第一三共ヘルスケア、メンバーが一丸で取り組んだサイトリニューアルで、アクセシビリティを改善。プロジェクトの進め方のポイントを聞いた
リニューアルのスケジュールが前倒しに
コーポレートサイトの規模は、PDFを除いて3000ページほどと、かなりページ数が多い。これは、製品数やブランド数が多いことが背景だが、それに加えて個々の製品ごとに一問一答でFAQがあり、膨大なページ数になっている。 FAQは専門のグループで運用しているが、サステナビリティを担当する部署、お問い合わせを管理する部署、採用を担当する部署など、コーポレートサイトには関係する部署が多い。
2022年度中にウェブアクセシビリティのガイドラインを決め、その次の年末(2022年12月)にリニューアル実施パートナーのコンペを実施。
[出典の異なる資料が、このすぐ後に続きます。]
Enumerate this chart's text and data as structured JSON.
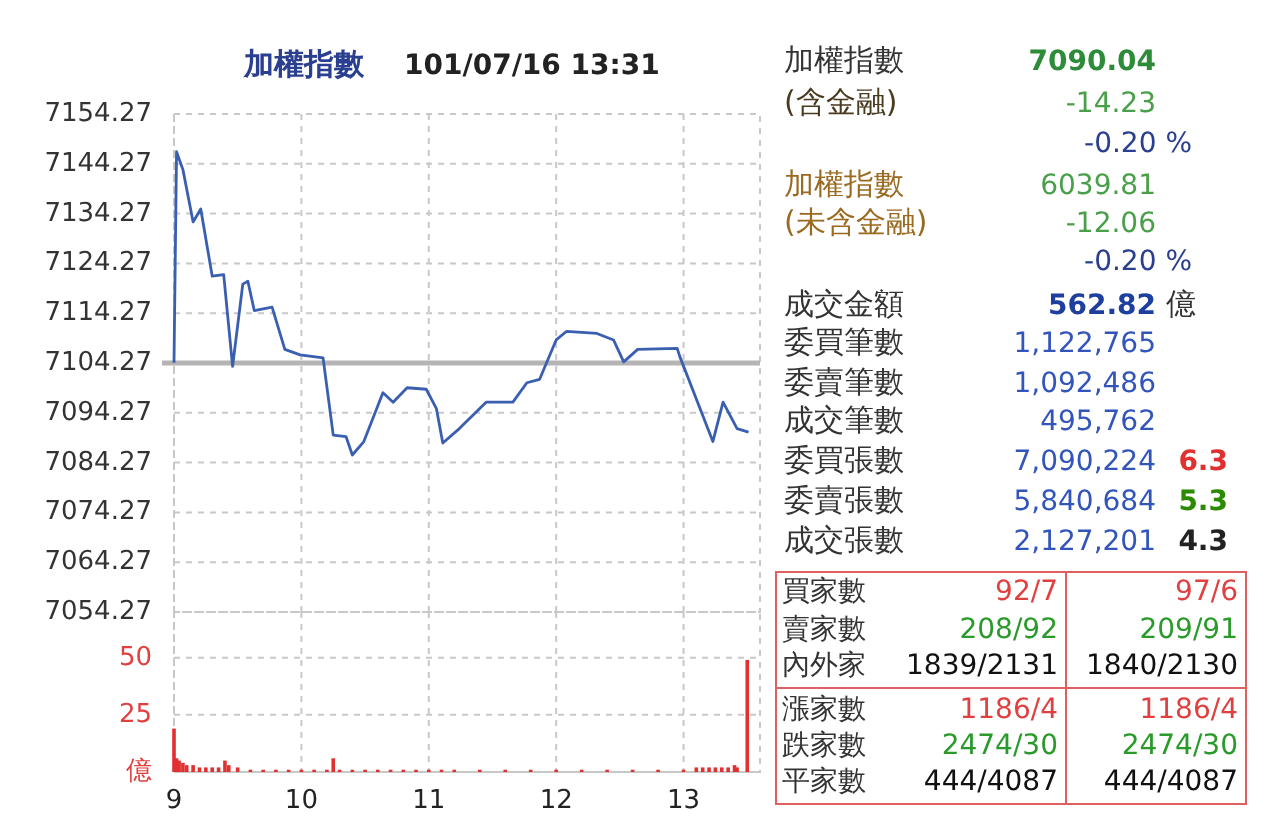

2024年6月を公開目標として、プロジェクトがスタートした(改正法は「公布日から起算して3年を超えない範囲内において政令で定める日から施行する」とされていたことから、「2024年6月施行」と見込んでいた)。当初のスケジュールは以下のとおりだ。
まず要件定義をして、次に設計、デザインと実装に進むという流れになっている。実は、当初は改正から3年以内の2024年6月の改正法施行を想定して進行していたが、プロジェクトの途中で4月施行が決定。そのため、4月1日公開に間に合うようにすべてのスケジュールを前倒しした。社内関係者の理解と協力、制作会社との密な連携と、プロジェクト全メンバーが一丸となって取り組んだことで、きちんと改正法施行に間に合う形で公開できた。
リニューアルコンセプトを定義し、各部署のヒアリングに時間をかけた
プロジェクトでは、最初に広報グループ(現在の広報部)でワークショップを実施し、コーポレートサイトリニューアルに向けた課題感やゴールの目線を合わせた。重要ワードを抽出し、リニューアルコンセプトを定義。その結果決まったのが、記事の冒頭で述べたリニューアルの目的だ。 「スケジュールの中で、もっとも時間をかけたのが設計の部分だった」と加藤氏は言う。 ┌────────── 以前のコーポレートサイトでは製品情報がメインだったため、対象ユーザーは主に製品を検討・購入している方だった。しかし、企業姿勢を知っていただくこともコーポレートサイトの役割に含まれたため、就活生や取引先に対しても、「何を求めて訪問いただいているのか」をもう一段階突き詰めて検証することが必要でした。そういう方々にどのような満足を提供できればよいのかを、各部署にヒアリングすることにかなり時間をかけました(加藤氏) └────────── コーポレートサイトのユーザーテストは何度か実施したことがあるが、社内の各部署に対するヒアリングをする場がなかった。今回のリニューアルでは、ウェブアクセシビリティと同時に「企業の想いが伝わる」ことも目的になったため、その部分に時間をかけたということだ。 ┌────────── 関係部署が多いため、設計について想定していたよりも時間がかかりましたが、関係者全員が一丸となることで、コーポレートサイトに対する意識が変わりました。実施してよかったと思っています(加藤氏) └────────── 最終的には、企業姿勢を表すトップページの実現や、さまざまな方の健康をサポートするセルフケア情報の拡充のほか、サステナビリティ情報の拡充、FAQ情報の探しやすさ向上など、各部門のニーズを踏まえて情報を刷新した。 また、ウェブアクセシビリティの専門家に協力をあおぎ、情報アクセスに困難がある当事者によるチェックも実施した。さらに、ウェブアクセシビリティだけに注力してユーザビリティがおろそかになってはいけないので、ユーザビリティの専門家を交えることで、「使えること」+「使いやすいこと」の両立にもこだわった。